Three McDonald’s are at the centre of a Federal Court battle over paid downtime that could have nationwide implications.
Three McDonald’s are at the centre of a Federal Court battle over paid downtime that could have nationwide implications.

Macca’s faces landmark case over workers’ breaks

One of the state's largest unions has launched a landmark legal attack on global fast food franchise McDonald's over alleged failures to give workers at three Adelaide outlets paid breaks.

The Shop, Distributive and Allied Employees Association, which represents fast food workers, will lodge the documents in the Adelaide registry of the Federal Court today.

The case has the potential to affect the more than 100,000 staff employed at more than 970 McDonald's restaurants across Australia.

The union alleged that staff at McDonald's outlets in Felixstow, Frewville and Mount Barker were deliberately denied paid rest and drink breaks.

According to the enterprise agreement which covers all McDonalds workers, any employee who works longer than four hours is entitled to a ten minute paid drink break.

Any employee working longer than nine hours gets a second paid drink break included in their pay.

In court documents seen by The Advertiser the union alleges that 14 current and previous staff across the three restaurants were denied those breaks.

 

The range of time in which they were denied breaks 2017 though some workers had been employed by McDonald's as early as 2011.

Further, the documents allege that the denial of those breaks was part of a "systematic pattern of conduct" in which the breaks were not recognised on rosters or explained to workers.

The SDA allege that workers complained about the lack of breaks or requested to take the drink breaks but were told they were not entitled to stop working for that period.

The information new employees receive states that they are to remain in their "rostered position whilst on shift".

They were prohibited from using their phones or eating whilst on shift.

The written instructions given to workers also did not state that they were entitled to the break.

The SDA alleges that the workers suffered the loss of the "physical and psychological benefits" of a break and had suffered additional "disbenefits" of having to work through the shift without the down time.

Former McDonald's shift manager Jordan Reiha, 22, said he had worked at one of the restaurants for two years but had never been told about the mandated breaks.

"I don't think any of my co-workers received paid breaks either," he said.

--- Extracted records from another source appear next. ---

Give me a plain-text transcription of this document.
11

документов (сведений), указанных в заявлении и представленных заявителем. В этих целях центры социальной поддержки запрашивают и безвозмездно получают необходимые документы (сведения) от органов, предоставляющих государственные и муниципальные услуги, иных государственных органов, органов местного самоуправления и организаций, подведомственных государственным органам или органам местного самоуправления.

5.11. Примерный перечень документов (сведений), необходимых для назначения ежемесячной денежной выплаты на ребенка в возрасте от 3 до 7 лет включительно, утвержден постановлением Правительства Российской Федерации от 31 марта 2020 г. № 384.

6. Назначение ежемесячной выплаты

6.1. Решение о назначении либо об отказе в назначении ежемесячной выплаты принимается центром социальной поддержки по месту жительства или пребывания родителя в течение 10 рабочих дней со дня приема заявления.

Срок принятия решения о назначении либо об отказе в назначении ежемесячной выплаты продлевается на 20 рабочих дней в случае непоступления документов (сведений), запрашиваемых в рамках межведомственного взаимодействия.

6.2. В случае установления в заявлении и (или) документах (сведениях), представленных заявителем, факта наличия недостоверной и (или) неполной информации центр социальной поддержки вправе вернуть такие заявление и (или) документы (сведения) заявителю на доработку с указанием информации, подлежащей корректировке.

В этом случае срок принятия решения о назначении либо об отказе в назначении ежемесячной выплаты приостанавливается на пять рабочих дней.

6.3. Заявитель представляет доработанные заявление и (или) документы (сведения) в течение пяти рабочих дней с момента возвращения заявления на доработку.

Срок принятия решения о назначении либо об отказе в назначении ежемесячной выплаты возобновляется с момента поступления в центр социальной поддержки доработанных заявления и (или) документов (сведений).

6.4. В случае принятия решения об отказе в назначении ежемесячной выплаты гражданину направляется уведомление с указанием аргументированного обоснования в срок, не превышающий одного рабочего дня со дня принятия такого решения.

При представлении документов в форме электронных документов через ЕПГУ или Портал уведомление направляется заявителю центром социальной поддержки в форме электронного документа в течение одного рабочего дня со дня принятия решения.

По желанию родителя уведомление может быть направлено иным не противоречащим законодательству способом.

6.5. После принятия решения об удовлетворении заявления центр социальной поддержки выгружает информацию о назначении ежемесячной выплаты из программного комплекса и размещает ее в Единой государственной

"I worked really long shifts at McDonald's. I often worked overtime, sometimes til midnight without extra pay. I never complained."

Another former shift manager Madeleine Liliburn, 23, said that in her three years with McDonalds, she did not receive the break.

SDA South Australian Secretary Josh Peak said the breaks weren't optional, but were a worker's right.

"We will allege that this wasn't just a slip up but that McDonald's intentionally denied workers their paid breaks," he said.

"McDonald's is one of the largest employers of young people in Australia and they have a duty to their workers. They must do better."

"If you are a current or former McDonald's worker and did not receive your paid rest breaks you should contact the SDA."

A McDonald's spokeswoman said the company was unaware of the impending lawsuit.

"We have yet to receive notification of the suggested filing with the Federal Court and are unable to comment further at this time," she said.